In response, Saylor showed extreme firmness, claiming to ‘never sell Bitcoin,’ and predicting that Bitcoin will surpass 1 million US dollars within 10 years. He even renamed the company to Strategy to demonstrate his determination to completely transform into a ‘Bitcoin Treasury Company.’

Revelations Behind the Controversy: A New Paradigm for Cryptocurrency and Corporate Strategy

The case of Strategy has subverted the logic of traditional corporate financial management. By deeply integrating the balance sheet with Bitcoin, Saylor has created a new capital operation model:

  • Asset securitization: The company converts the value of Bitcoin holdings into equity premiums to attract investors seeking exposure to encrypted assets.
  • Decentralized narrative: By using metrics such as ‘Bitcoin Yield KPI,’ the enterprise value is directly linked to the crypto market, breaking the traditional valuation framework.
  • Regulatory Game: Despite multiple warnings from the SEC in the United States about the speculative risks of Bitcoin, Strategy, as a publicly listed company, provides institutional investors with a compliant channel to participate in the crypto market.

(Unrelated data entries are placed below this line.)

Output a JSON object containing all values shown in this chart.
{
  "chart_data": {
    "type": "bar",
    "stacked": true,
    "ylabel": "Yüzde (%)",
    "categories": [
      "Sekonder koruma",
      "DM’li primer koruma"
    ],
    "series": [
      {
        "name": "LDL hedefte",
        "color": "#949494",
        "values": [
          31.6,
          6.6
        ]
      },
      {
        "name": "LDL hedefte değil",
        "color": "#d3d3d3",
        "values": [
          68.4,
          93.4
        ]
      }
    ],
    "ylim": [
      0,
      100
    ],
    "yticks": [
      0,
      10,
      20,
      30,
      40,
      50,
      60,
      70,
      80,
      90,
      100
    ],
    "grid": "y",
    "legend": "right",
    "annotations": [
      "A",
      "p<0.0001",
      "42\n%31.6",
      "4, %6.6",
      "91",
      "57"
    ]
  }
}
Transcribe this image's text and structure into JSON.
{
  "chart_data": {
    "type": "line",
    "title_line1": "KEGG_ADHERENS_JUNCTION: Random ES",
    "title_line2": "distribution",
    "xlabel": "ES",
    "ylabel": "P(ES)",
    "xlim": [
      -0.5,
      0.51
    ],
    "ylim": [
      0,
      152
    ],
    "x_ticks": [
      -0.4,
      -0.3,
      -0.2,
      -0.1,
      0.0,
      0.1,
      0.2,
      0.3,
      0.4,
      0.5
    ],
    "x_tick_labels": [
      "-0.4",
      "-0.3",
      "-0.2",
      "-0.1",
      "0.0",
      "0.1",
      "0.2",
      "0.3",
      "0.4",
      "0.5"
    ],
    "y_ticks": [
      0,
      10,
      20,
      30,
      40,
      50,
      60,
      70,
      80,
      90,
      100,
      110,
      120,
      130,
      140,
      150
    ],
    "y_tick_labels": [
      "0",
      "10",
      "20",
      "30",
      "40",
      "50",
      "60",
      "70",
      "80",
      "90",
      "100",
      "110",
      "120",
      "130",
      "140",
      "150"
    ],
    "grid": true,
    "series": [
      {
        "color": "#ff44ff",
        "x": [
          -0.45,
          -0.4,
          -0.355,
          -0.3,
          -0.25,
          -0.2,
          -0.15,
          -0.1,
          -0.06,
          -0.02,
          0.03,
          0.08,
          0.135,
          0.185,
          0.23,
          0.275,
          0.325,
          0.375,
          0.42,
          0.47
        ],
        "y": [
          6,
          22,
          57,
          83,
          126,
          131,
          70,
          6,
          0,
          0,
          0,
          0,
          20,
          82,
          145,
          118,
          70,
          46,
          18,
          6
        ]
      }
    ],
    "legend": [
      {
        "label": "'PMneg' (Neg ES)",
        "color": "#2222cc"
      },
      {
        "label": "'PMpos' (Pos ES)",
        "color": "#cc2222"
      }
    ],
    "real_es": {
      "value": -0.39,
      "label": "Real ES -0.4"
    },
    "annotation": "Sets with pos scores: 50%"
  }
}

Conclusion: A financial experiment that has not yet ended

Michael Saylor’s Bitcoin gamble with Strategy is not only the ultimate expression of personal belief, but also a high-risk financial innovation. Its success depends on the long-term rise of Bitcoin prices and the sustained frenzy in the capital markets, and any black swan event could disrupt this fragile balance. However, it is undeniable that this experiment has redefined the boundaries of corporate asset allocation and provided a key case for the mainstreaming of crypto assets. As the Financial Times documentary puts it: ‘This is not just an investment, but an epic about faith and market frenzy.’